Si chiama “U4refugees” e consentirà agli studenti o ai ricercatori rifugiati di proseguire in Italia il percorso accademico intrapreso nel paese d’origine. Il progetto dei “corridoi educativi” è stato presentato ieri dalla ministra dell’Istruzione, dell’Università e della Ricerca Stefania Giannini.
L’Italia è stato il primo paese europeo ad accogliere l’iniziativa, fatto che secondo Silvia Costa, presidente della Commissione Cultura del Parlamento Europeo, conferma «la leadership sul fronte dell’accoglienza, dell’investimento in cultura e dei progetti orientati al recupero e alla protezione dei beni culturali oggetto di attentati e distruzione». Non tutti gli altri stati membri dell’Unione sono stati a guardare: hanno espresso il loro interessamento anche Olanda, Spagna, Lussemburgo e Repubblica Ceca.

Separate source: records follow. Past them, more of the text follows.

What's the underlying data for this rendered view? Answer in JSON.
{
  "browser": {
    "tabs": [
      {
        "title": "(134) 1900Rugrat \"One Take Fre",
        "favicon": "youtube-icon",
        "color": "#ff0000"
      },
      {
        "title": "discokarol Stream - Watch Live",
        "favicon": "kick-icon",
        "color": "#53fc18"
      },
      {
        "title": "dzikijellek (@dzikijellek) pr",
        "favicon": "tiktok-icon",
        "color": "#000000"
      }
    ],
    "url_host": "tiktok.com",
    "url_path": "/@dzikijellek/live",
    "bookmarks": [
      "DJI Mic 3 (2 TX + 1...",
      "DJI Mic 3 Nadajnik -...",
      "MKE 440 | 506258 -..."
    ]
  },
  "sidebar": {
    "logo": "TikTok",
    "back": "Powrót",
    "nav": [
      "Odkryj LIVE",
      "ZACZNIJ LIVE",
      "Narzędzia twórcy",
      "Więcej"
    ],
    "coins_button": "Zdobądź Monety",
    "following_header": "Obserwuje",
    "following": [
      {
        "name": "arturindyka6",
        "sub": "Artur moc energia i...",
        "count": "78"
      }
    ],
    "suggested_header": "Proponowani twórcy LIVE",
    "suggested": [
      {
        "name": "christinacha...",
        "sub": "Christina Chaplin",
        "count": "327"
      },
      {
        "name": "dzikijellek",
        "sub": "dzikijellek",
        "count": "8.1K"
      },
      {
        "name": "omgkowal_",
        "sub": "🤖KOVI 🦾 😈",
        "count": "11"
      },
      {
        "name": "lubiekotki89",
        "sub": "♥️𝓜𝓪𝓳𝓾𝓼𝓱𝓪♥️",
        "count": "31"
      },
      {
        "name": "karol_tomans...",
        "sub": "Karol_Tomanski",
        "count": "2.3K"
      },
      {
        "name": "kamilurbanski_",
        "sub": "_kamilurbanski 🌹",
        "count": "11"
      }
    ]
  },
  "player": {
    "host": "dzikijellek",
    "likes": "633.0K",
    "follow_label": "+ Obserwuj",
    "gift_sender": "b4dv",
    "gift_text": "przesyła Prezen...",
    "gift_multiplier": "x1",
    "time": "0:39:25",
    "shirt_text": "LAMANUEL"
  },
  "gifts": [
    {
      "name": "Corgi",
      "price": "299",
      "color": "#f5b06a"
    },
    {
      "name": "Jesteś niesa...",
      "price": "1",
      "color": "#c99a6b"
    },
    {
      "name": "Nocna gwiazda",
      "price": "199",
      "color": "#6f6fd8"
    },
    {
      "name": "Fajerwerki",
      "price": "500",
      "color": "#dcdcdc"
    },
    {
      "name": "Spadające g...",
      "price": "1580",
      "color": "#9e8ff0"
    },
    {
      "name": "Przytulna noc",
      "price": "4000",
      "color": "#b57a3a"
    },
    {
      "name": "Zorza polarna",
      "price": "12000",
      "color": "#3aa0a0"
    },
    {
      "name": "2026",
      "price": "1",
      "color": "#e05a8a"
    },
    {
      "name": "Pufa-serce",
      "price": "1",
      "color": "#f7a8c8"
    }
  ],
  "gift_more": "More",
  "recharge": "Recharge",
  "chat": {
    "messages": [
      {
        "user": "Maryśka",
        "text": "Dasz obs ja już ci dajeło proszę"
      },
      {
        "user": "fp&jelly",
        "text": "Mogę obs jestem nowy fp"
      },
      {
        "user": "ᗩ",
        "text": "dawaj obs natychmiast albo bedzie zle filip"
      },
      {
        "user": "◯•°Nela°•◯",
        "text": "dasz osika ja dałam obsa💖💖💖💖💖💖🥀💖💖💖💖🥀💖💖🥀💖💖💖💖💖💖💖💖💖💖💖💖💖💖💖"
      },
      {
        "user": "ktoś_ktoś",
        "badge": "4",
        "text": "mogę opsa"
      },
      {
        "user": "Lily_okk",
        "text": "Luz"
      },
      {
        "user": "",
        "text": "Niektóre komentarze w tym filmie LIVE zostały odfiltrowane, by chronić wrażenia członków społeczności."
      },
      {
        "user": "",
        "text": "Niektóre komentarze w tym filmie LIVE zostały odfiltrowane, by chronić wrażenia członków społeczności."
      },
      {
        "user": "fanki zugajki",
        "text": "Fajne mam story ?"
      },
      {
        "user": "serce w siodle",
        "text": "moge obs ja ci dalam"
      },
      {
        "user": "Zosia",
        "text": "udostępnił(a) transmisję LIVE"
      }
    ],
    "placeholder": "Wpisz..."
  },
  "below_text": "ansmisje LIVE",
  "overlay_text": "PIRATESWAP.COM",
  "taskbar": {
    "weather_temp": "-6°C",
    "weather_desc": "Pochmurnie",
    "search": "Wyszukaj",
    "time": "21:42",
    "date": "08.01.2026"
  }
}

L’Unhcr ha evidenziato come a livello globale solo l’1% dei rifugiati abbia accesso all’istruzione superiore. In occasione della presentazione di “U4refugees” Carlotta Sami, portavoce di Unhcr per il sud Europa ha inoltre sottolineato che tra coloro che arrivano in Europa «il 36% dei siriani ha già avuto accesso a una formazione superiore e arrivano sulle nostre coste proprio per questo: spinti da genitori che li invitano a partire con gli zaini pieni di libri piuttosto che a imbracciare un fucile e partecipare a una guerra».

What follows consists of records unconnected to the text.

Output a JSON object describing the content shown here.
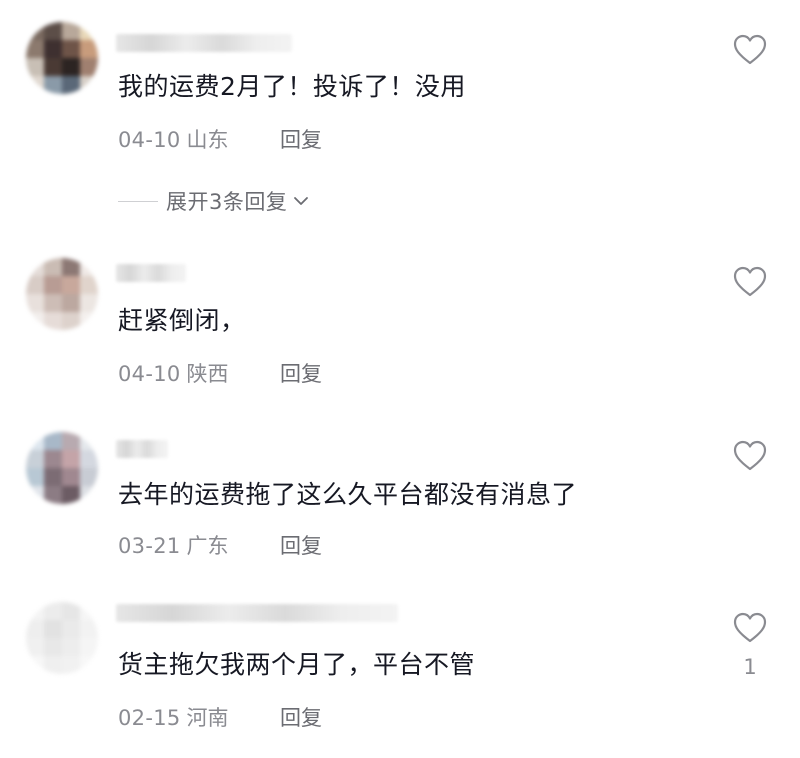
{
  "comments": [
    {
      "text": "我的运费2月了！投诉了！没用",
      "date": "04-10",
      "location": "山东",
      "reply_label": "回复",
      "like_count": "",
      "expand_label": "展开3条回复"
    },
    {
      "text": "赶紧倒闭，",
      "date": "04-10",
      "location": "陕西",
      "reply_label": "回复",
      "like_count": ""
    },
    {
      "text": "去年的运费拖了这么久平台都没有消息了",
      "date": "03-21",
      "location": "广东",
      "reply_label": "回复",
      "like_count": ""
    },
    {
      "text": "货主拖欠我两个月了，平台不管",
      "date": "02-15",
      "location": "河南",
      "reply_label": "回复",
      "like_count": "1"
    }
  ],
  "colors": {
    "primary_text": "#161823",
    "secondary_text": "#8a8b91",
    "reply_text": "#6b6c72",
    "icon_stroke": "#8a8b91"
  },
  "icons": {
    "like": "heart-outline-icon",
    "expand": "chevron-down-icon"
  }
}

L’iniziativa si concretizzerà in Italia a partire da settembre con “X-Team“, il progetto pilota che vede protagonisti il Politecnico di Torino, le università Ca’ Foscari e Iuav di Venezia e gli istituti Siti e Corila. Saranno 50 i rifugiati coinvolti, che per otto mesi seguiranno corsi sui beni culturali tra Piemonte e Veneto. Tra loro saranno presenti in maggioranza siriani già accolti in Italia o attualmente nei campi profughi di Libano e Giordania. Il progetto sarà finanziato dagli atenei, con l’appoggio del ministero e dell’Unione europea, per un costo complessivo di 1 milione e mezzo di euro.
All’obiettivo generale di consentire ai rifugiati giunti in Europa di proseguire il loro percorso formativo e di ricerca per facilitarne l’inserimento sociale e lavorativo, il progetto italiano aggiunge un secondo scopo, più specifico: quello di formare personale che in futuro, se e quando sarà possibile far ritorno nei paesi d’origine, possa salvaguardare i beni culturali presenti.